The Artificial Intelligence Industry and Global Challenges – Forbes

Posted: November 30, 2019 at 10:08 am

Whoever controls the strongest artificial intelligences controls the world.

Artificial intelligence is the most important technology of the 21st century. It is therefore important to understand global ambitions and movements.

In this article I examine the global artificial intelligence industry and in this context consider the aspects of politics, data, economy, start-ups, financing, research and infrastructure.

I will only briefly discuss the current superpowers China and the USA, as I will dedicate a separate article to each of them.

The question that we must ask ourselves in the end is how humanity will deal with the global challenges.
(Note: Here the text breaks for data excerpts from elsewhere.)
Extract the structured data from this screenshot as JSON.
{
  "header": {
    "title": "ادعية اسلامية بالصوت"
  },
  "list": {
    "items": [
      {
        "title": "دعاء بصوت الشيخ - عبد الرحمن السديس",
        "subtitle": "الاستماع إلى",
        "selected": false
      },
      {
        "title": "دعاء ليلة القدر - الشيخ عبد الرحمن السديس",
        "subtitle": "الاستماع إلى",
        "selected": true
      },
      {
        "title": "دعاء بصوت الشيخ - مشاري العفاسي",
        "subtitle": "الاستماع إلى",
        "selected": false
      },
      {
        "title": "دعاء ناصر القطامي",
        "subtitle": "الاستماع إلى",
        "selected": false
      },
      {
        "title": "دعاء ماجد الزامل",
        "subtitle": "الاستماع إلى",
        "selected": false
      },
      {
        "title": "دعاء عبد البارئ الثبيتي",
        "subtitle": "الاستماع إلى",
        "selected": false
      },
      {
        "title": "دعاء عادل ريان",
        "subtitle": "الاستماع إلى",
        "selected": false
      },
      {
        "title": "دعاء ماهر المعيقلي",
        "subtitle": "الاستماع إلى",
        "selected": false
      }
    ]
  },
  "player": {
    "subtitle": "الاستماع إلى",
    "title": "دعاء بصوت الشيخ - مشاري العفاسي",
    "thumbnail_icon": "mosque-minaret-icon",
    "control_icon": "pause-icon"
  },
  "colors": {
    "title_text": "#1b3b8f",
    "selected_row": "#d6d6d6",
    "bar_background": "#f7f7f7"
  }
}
So far, the first wave of digitization has developed without much government influence. Although there are now plans to break Google's monopoly (USA and Europe), for example by imposing European fines on Google and Facebook, politics is lagging behind the market by over a decade.

As far as AI is concerned, for the first time in recent history I have observed a multitude of initiatives, strategies and actions by dozens of governments around the world - with very different goals and approaches.

Artificial intelligence is and remains an issue that politicians and administrations of all nations have to deal with.

AIs are relevant for climate protection and economic policy.

AIs influence the governance of domestic industry, the security and privacy of citizens.

A long-term strategy for the establishment and development of own AIs is crucial. But it is also expensive. Europe in particular has problems deciding in favour of long-term and investment-intensive strategies.

Fabian Westerheide

China has a clear vision of how country wants to master artificial intelligence. From China's point of view, artificial intelligence is an important tool for strong foreign policy, military dominance, economic success and for controlling one's own population.

The USA benefits from a strong research cluster and the super corporations Google, Microsoft, Facebook and Amazon, each of which is in the lead of the AI development.

Although the USA has not yet found a red line under President Trump, the state has been promoting the research and implementation of AIs for decades through its countless secret services and ministries.

Canada and Israel have become equally important but smaller players in the global competition for AI rule.

Israel, always very technologically strong, has more AI companies than Germany and France put together (see also our study Global Artificial Intelligence Landscape). In Israel, there is a close network of universities, access to the Asian and American capital markets, close cooperation with the military and the government. The Israeli company Mobileye was bought by Intel for $15 billion and is just one example of a thriving AI ecosystem.

Canada benefits greatly from the renaissance of deep learning in the last 7 years. Geoffrey Hinton, Yann LeCun and Yoshua Bengio are three of the strongest researchers in this technology. All three have researched at different times in the Canadian Institute for Advanced Research. Together they have survived the last "AI winter" and have been shaping the market ever since.

In addition, Canada has a clear AI strategy, research, investment and implementation have been promoted for years.

Also worth mentioning are Japan, Korea and India, which have good prerequisites for playing a relevant role in the AI industry in the coming years.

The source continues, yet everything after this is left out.